B) ${\omega _A} = {\omega _B}$.
C) ${\omega _A} < {\omega _B}$.
D) The relation depends on the actual magnitude of the torques.

Answer 1

Hint: The torque is a kind of twisting force which results in rotation of anybody. The angular velocity is the rate of revolving of the body around a fixed point.
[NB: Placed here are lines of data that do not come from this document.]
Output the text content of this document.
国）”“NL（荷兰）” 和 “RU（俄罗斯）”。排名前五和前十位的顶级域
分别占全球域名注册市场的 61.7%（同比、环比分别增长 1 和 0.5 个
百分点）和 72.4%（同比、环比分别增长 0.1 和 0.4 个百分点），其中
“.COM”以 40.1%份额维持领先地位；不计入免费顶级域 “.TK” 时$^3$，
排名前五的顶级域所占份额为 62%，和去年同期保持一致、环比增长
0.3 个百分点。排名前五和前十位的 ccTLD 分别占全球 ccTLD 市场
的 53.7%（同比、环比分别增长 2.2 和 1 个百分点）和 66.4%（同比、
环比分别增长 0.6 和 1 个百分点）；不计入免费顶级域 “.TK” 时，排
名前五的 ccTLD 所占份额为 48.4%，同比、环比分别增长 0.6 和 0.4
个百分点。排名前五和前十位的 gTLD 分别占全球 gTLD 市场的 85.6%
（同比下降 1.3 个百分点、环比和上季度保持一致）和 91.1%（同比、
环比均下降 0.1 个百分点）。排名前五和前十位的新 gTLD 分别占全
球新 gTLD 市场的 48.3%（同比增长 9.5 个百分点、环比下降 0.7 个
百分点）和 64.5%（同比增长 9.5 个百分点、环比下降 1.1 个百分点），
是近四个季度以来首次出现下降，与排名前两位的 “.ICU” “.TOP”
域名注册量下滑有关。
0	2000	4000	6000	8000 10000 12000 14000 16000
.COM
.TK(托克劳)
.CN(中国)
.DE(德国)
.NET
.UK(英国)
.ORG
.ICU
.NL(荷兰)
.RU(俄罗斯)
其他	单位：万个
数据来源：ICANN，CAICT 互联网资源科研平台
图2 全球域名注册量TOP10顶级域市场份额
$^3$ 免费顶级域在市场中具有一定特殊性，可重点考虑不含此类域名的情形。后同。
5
Angular acceleration is the acceleration of the body revolving around a fixed point.

Formula used:
The formula of the torque is given by,
$ \Rightarrow T = I \cdot \alpha $
Where torque is $T$ the moment of inertia is $I$ and the angular acceleration is $\alpha $.
The formula of the angular acceleration is given by,
$ \Rightarrow \omega = \alpha \cdot \left( {time} \right)$
Where $\omega $ is angular velocity the angular acceleration is$\alpha $.

Complete step by step solution:
It is given in the problem that a uniform circular disc A of radius r is made from a metal plate of thickness t and another uniform circular disc B of radius 4r is made from the same metal plate of thickness $\dfrac{t}{4}$ if the equal torques act the discs A and B, initially both being at rest at a later instant, the angular speeds of a point on the rim of B are ${\omega _A}$ and ${\omega _B}$ respectively then we need to find the relation between the angular speeds of discs A and B.
The torque on both the discs is same therefore we get,
$ \Rightarrow {T_A} = {T_B}$
$ \Rightarrow {I_A} \cdot {\alpha _A} = {I_B} \cdot {\alpha _B}$………eq. (1)
The moment of inertia of the disc A is equal to,
$ \Rightarrow {I_A} = {M_A}{r^2}$
$ \Rightarrow {I_A} = \pi \rho t{r^4}$………eq. (2)
The moment of inertia of the disc B is equal to,
$ \Rightarrow {I_B} = {M_B}{\left( {4r} \right)^2}$
$ \Rightarrow {I_B} = \pi \rho t \cdot \left( {64{r^4}} \right)$………eq. (3)
Replace the value of ${I_A}$ and ${I_B}$ from equation (2) and equation (3) in equation (1).
$ \Rightarrow {I_A} \cdot {\alpha _A} = {I_B} \cdot {\alpha _B}$
$ \Rightarrow \left( {\pi \rho t{r^4}} \right) \cdot {\alpha _A} = \left[ {\pi \rho t \cdot \left( {64{r^4}} \right)} \right] \cdot {\alpha _B}$
$ \Rightarrow {\alpha _A} = 64 \cdot {\alpha _B}$………eq. (4)
Since the formula of the angular acceleration is given by,
$ \Rightarrow \omega = \alpha \cdot \left( {time} \right)$
Where $\omega $ is angular velocity the angular acceleration is$\alpha $.
\[ \Rightarrow \dfrac{{{\omega _A}}}{{{\alpha _A}}} = \dfrac{{{\omega _B}}}{{{\alpha _B}}}\]
Replacing the value of the ${\alpha _A}$ in the above relation we get,
\[ \Rightarrow \dfrac{{{\omega _A}}}{{{\alpha _A}}} = \dfrac{{{\omega _B}}}{{{\alpha _B}}}\]
\[ \Rightarrow \dfrac{{{\omega _A}}}{{64 \cdot {\alpha _B}}} = \dfrac{{{\omega _B}}}{{{\alpha _B}}}\]
\[ \Rightarrow \dfrac{{{\omega _A}}}{{64}} = {\omega _B}\]
\[ \Rightarrow \dfrac{{{\omega _A}}}{{{\omega _B}}} = 64\]
$ \Rightarrow {\omega _A} > {\omega _B}$.
The relation between the angular velocity of the discs A and B is equal to ${\omega _A} > {\omega _B}$.

The correct answer for this problem is option (A).

Note: It is advisable for students to remember the formula of the torque also the formula of the moment of inertia of the disc. The ratio of the angular acceleration of the disc is proportional to the ratio of the angular velocities.